Third, supply chain disruptions are still on everyone’s radar. These could be temporary bottlenecks, prompted by an uptick in demand as COVID-19 restrictions were lifted, but they may also be a red flag for lenders in the months before a transaction. Any snags can increase business costs as well as cause delays and extend delivery schedules, which can drive customers away.

Supply chain risk and its potential impact on credit quality will likely feature in any assessment of borrower exposure. The same applies to global commodity shortages, from carbon dioxide to oil, and essential components like semiconductor chips and labor shortages in logistics and shipping.

Borrowers may need to review their supply chain, from finding more local options to building a stockpile to stabilize prices until any bottlenecks are worked out.

Finally, environmental, social and corporate governance (ESG) criteria remain highly relevant. Benchmarks launching in 2022 such as the EU’s Sustainable Finance Disclosure Regulation are already making waves.

Europe’s CLO market, in particular, has taken note. ESG objectives are converging at pace, giving CLOs access to the vast and rapidly expanding pools of capital earmarked for ESG-linked investment. As a result, new CLO issuance in Europe reached €38.5 billion by the end of 2021—up 75% year-on-year and peaking in November 2021 at €6.3 billion, its highest level on Debtwire Par record.

What does this mean for the year ahead?

In the next 12 months, lenders sitting on significant pools of capital and searching for yield may cast their nets even wider, backing the right lower-rated credits to lock in yields despite the risks. The process has already begun: B-rated credits accounted for a larger share of overall issuance in 2021 than in 2020. 

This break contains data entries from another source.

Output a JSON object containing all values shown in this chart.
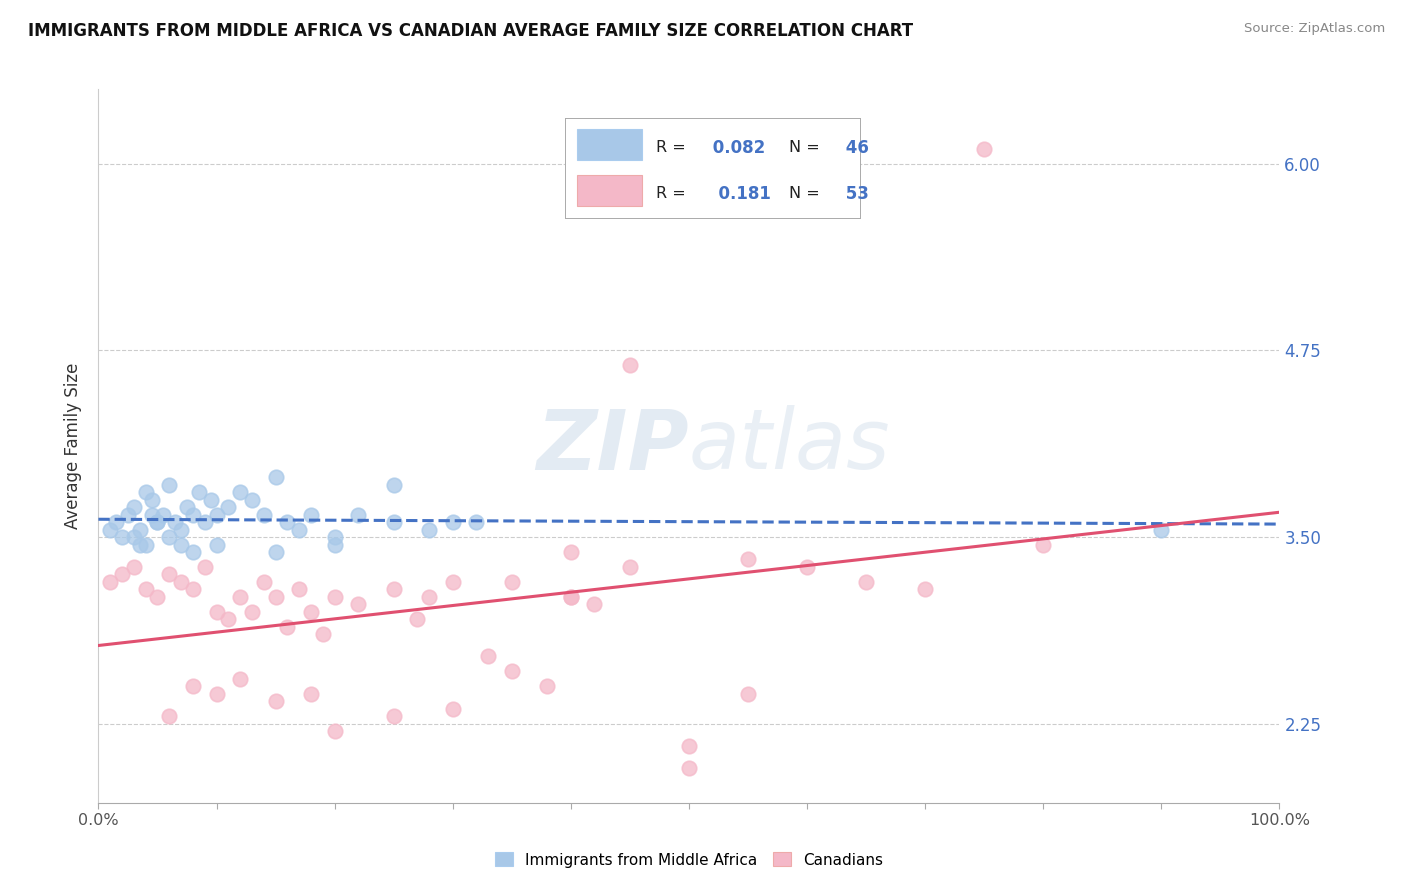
{
  "title": "IMMIGRANTS FROM MIDDLE AFRICA VS CANADIAN AVERAGE FAMILY SIZE CORRELATION CHART",
  "source": "Source: ZipAtlas.com",
  "ylabel": "Average Family Size",
  "legend_label_blue": "Immigrants from Middle Africa",
  "legend_label_pink": "Canadians",
  "r_blue": "0.082",
  "n_blue": "46",
  "r_pink": "0.181",
  "n_pink": "53",
  "color_blue": "#a8c8e8",
  "color_pink": "#f4b8c8",
  "line_color_blue": "#4472c4",
  "line_color_pink": "#e05070",
  "xlim": [
    0,
    100
  ],
  "ylim": [
    1.72,
    6.5
  ],
  "yticks": [
    2.25,
    3.5,
    4.75,
    6.0
  ],
  "xtick_vals": [
    0,
    10,
    20,
    30,
    40,
    50,
    60,
    70,
    80,
    90,
    100
  ],
  "xtick_labels_show": [
    "0.0%",
    "",
    "",
    "",
    "",
    "",
    "",
    "",
    "",
    "",
    "100.0%"
  ],
  "background": "#ffffff",
  "grid_color": "#cccccc",
  "watermark_text": "ZIPatlas",
  "blue_x": [
    1.0,
    1.5,
    2.0,
    2.5,
    3.0,
    3.5,
    4.0,
    4.5,
    5.0,
    5.5,
    6.0,
    6.5,
    7.0,
    7.5,
    8.0,
    8.5,
    9.0,
    9.5,
    10.0,
    11.0,
    12.0,
    13.0,
    14.0,
    15.0,
    16.0,
    17.0,
    18.0,
    20.0,
    22.0,
    25.0,
    28.0,
    32.0,
    25.0,
    20.0,
    15.0,
    10.0,
    8.0,
    6.0,
    5.0,
    4.0,
    3.0,
    3.5,
    4.5,
    7.0,
    90.0,
    30.0
  ],
  "blue_y": [
    3.55,
    3.6,
    3.5,
    3.65,
    3.7,
    3.55,
    3.8,
    3.75,
    3.6,
    3.65,
    3.5,
    3.6,
    3.55,
    3.7,
    3.65,
    3.8,
    3.6,
    3.75,
    3.65,
    3.7,
    3.8,
    3.75,
    3.65,
    3.9,
    3.6,
    3.55,
    3.65,
    3.5,
    3.65,
    3.6,
    3.55,
    3.6,
    3.85,
    3.45,
    3.4,
    3.45,
    3.4,
    3.85,
    3.6,
    3.45,
    3.5,
    3.45,
    3.65,
    3.45,
    3.55,
    3.6
  ],
  "pink_x": [
    1.0,
    2.0,
    3.0,
    4.0,
    5.0,
    6.0,
    7.0,
    8.0,
    9.0,
    10.0,
    11.0,
    12.0,
    13.0,
    14.0,
    15.0,
    16.0,
    17.0,
    18.0,
    19.0,
    20.0,
    22.0,
    25.0,
    27.0,
    28.0,
    30.0,
    33.0,
    35.0,
    38.0,
    40.0,
    42.0,
    30.0,
    25.0,
    20.0,
    18.0,
    15.0,
    12.0,
    10.0,
    8.0,
    6.0,
    35.0,
    40.0,
    45.0,
    50.0,
    55.0,
    45.0,
    60.0,
    65.0,
    70.0,
    55.0,
    75.0,
    50.0,
    40.0,
    80.0
  ],
  "pink_y": [
    3.2,
    3.25,
    3.3,
    3.15,
    3.1,
    3.25,
    3.2,
    3.15,
    3.3,
    3.0,
    2.95,
    3.1,
    3.0,
    3.2,
    3.1,
    2.9,
    3.15,
    3.0,
    2.85,
    3.1,
    3.05,
    3.15,
    2.95,
    3.1,
    3.2,
    2.7,
    2.6,
    2.5,
    3.1,
    3.05,
    2.35,
    2.3,
    2.2,
    2.45,
    2.4,
    2.55,
    2.45,
    2.5,
    2.3,
    3.2,
    3.1,
    3.3,
    2.1,
    2.45,
    4.65,
    3.3,
    3.2,
    3.15,
    3.35,
    6.1,
    1.95,
    3.4,
    3.45
  ]
}
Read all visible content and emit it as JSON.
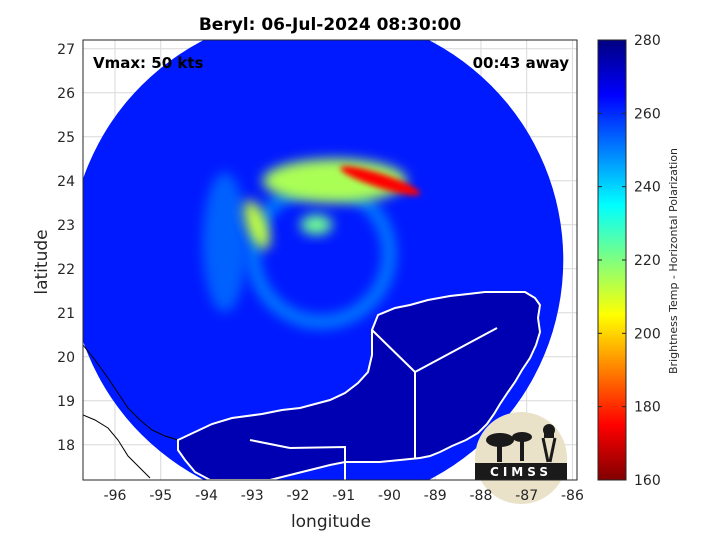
{
  "chart_data": {
    "type": "heatmap",
    "title": "Beryl: 06-Jul-2024 08:30:00",
    "xlabel": "longitude",
    "ylabel": "latitude",
    "xlim": [
      -96.7,
      -85.9
    ],
    "ylim": [
      17.2,
      27.2
    ],
    "xticks": [
      -96,
      -95,
      -94,
      -93,
      -92,
      -91,
      -90,
      -89,
      -88,
      -87,
      -86
    ],
    "yticks": [
      18,
      19,
      20,
      21,
      22,
      23,
      24,
      25,
      26,
      27
    ],
    "grid": true,
    "annotations": {
      "vmax": "Vmax: 50 kts",
      "away": "00:43 away"
    },
    "colorbar": {
      "label": "Brightness Temp - Horizontal Polarization",
      "range": [
        160,
        280
      ],
      "ticks": [
        160,
        180,
        200,
        220,
        240,
        260,
        280
      ],
      "colormap": "jet"
    },
    "swath": {
      "center": [
        -91.6,
        22.2
      ],
      "radius_deg": 5.4,
      "background_temp": 262
    },
    "features": [
      {
        "name": "northern rainband",
        "lon": -91.2,
        "lat": 24.0,
        "temp": 215
      },
      {
        "name": "deep convection core",
        "lon": -90.2,
        "lat": 24.0,
        "temp": 175
      },
      {
        "name": "western arc",
        "lon": -92.9,
        "lat": 23.0,
        "temp": 212
      },
      {
        "name": "inner band",
        "lon": -91.6,
        "lat": 23.0,
        "temp": 222
      },
      {
        "name": "land (Yucatan)",
        "temp": 274
      }
    ],
    "logo": "CIMSS"
  }
}
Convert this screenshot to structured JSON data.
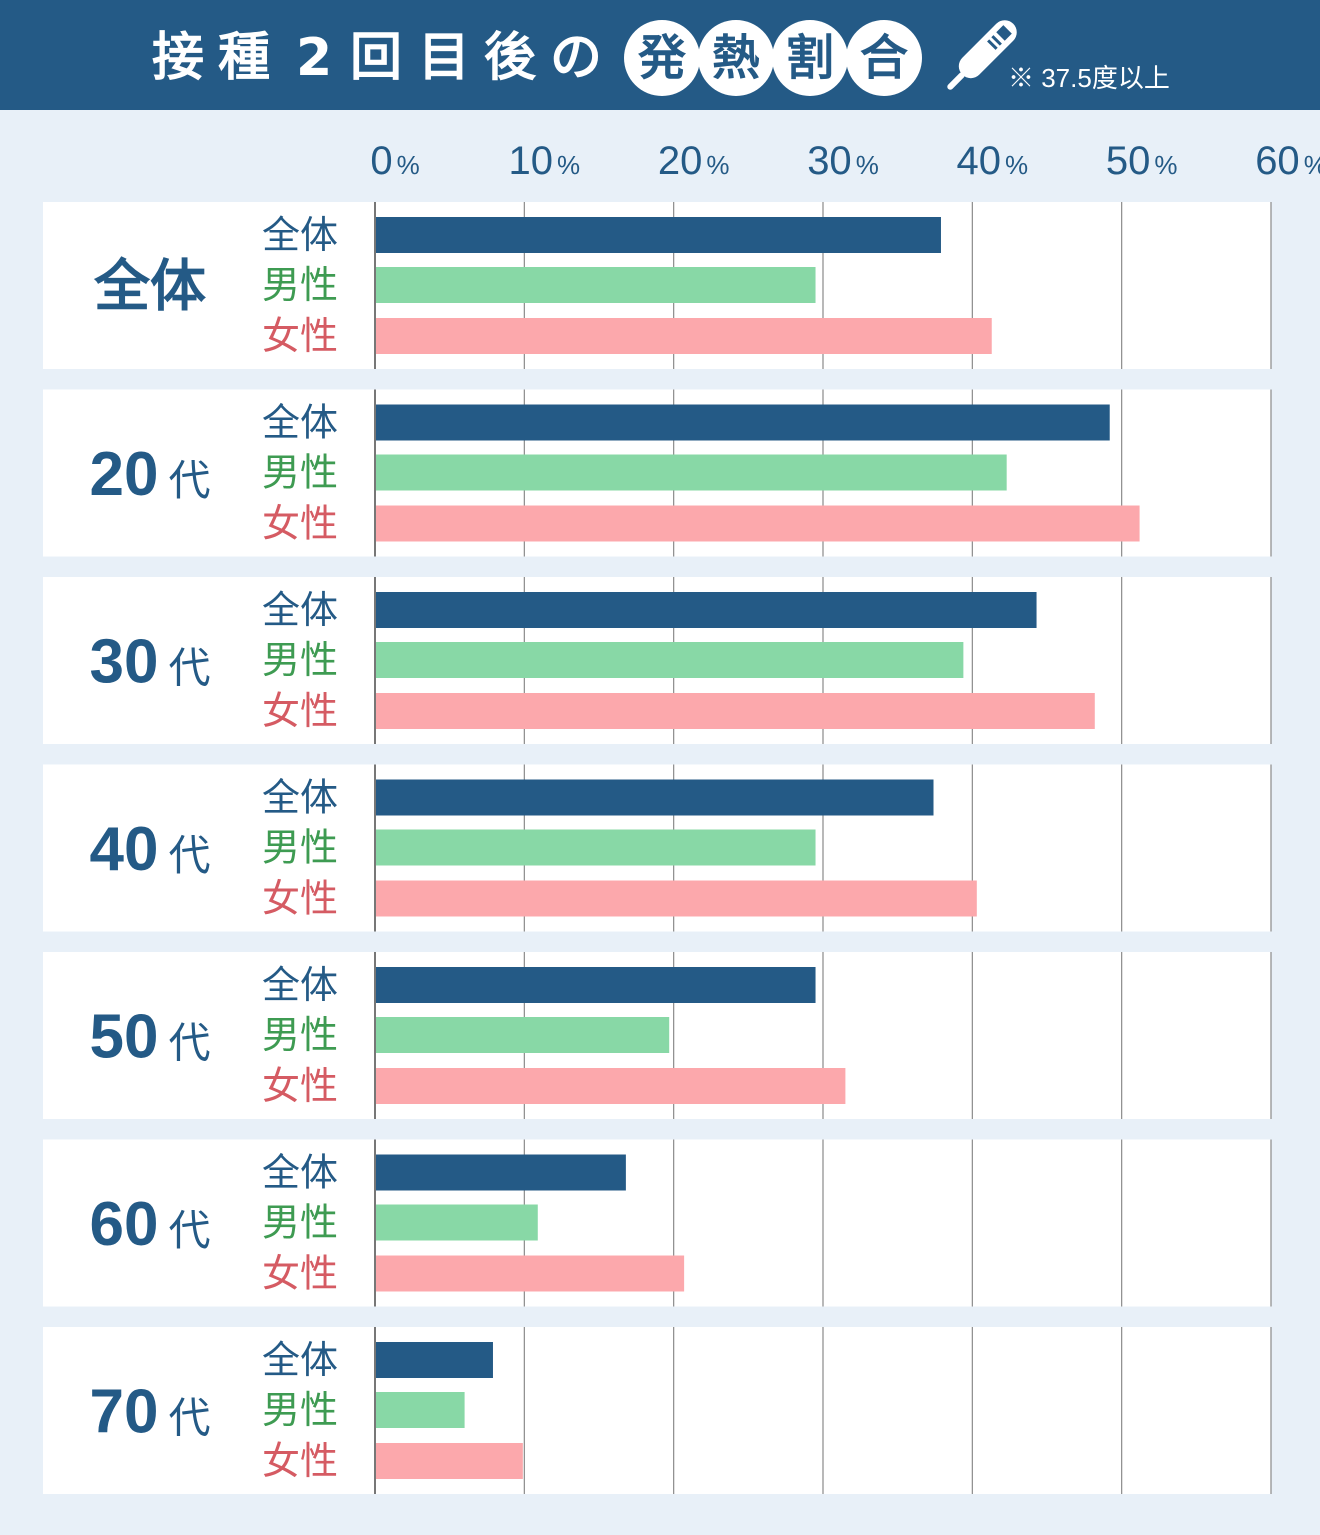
{
  "header": {
    "title_plain": [
      "接",
      "種",
      "2",
      "回",
      "目",
      "後",
      "の"
    ],
    "title_circled": [
      "発",
      "熱",
      "割",
      "合"
    ],
    "note": "※ 37.5度以上",
    "thermometer_icon": "thermometer-icon"
  },
  "colors": {
    "header_bg": "#245a86",
    "page_bg": "#e8f0f8",
    "total": "#245a86",
    "male": "#88d8a6",
    "female": "#fca8ac",
    "male_text": "#3e9b52",
    "female_text": "#d55b63"
  },
  "chart_data": {
    "type": "bar",
    "orientation": "horizontal",
    "xlim": [
      0,
      60
    ],
    "xticks": [
      {
        "num": "0",
        "unit": "%"
      },
      {
        "num": "10",
        "unit": "%"
      },
      {
        "num": "20",
        "unit": "%"
      },
      {
        "num": "30",
        "unit": "%"
      },
      {
        "num": "40",
        "unit": "%"
      },
      {
        "num": "50",
        "unit": "%"
      },
      {
        "num": "60",
        "unit": "%"
      }
    ],
    "grid": true,
    "series_labels": [
      "全体",
      "男性",
      "女性"
    ],
    "groups": [
      {
        "label": "全体",
        "num": "",
        "suffix": "",
        "values": [
          37.9,
          29.5,
          41.3
        ]
      },
      {
        "label": "",
        "num": "20",
        "suffix": "代",
        "values": [
          49.2,
          42.3,
          51.2
        ]
      },
      {
        "label": "",
        "num": "30",
        "suffix": "代",
        "values": [
          44.3,
          39.4,
          48.2
        ]
      },
      {
        "label": "",
        "num": "40",
        "suffix": "代",
        "values": [
          37.4,
          29.5,
          40.3
        ]
      },
      {
        "label": "",
        "num": "50",
        "suffix": "代",
        "values": [
          29.5,
          19.7,
          31.5
        ]
      },
      {
        "label": "",
        "num": "60",
        "suffix": "代",
        "values": [
          16.8,
          10.9,
          20.7
        ]
      },
      {
        "label": "",
        "num": "70",
        "suffix": "代",
        "values": [
          7.9,
          6.0,
          9.9
        ]
      }
    ]
  }
}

At the same time, credit quality will influence terms and documentation. In 2021, there was an increase in the number of margin flexes in syndication processes. Flexibility will remain the order of the day when it comes to documentation on popular credits. But, if there is an increase in lower-rated credits on the market, then lender and sponsor views on their quality will decide what terms and pricing are made available. Market participants are likely to be more prudent when it comes to deals involving more risk. Pragmatic mid-tier sponsors may accept tighter documents and higher prices to get deals done.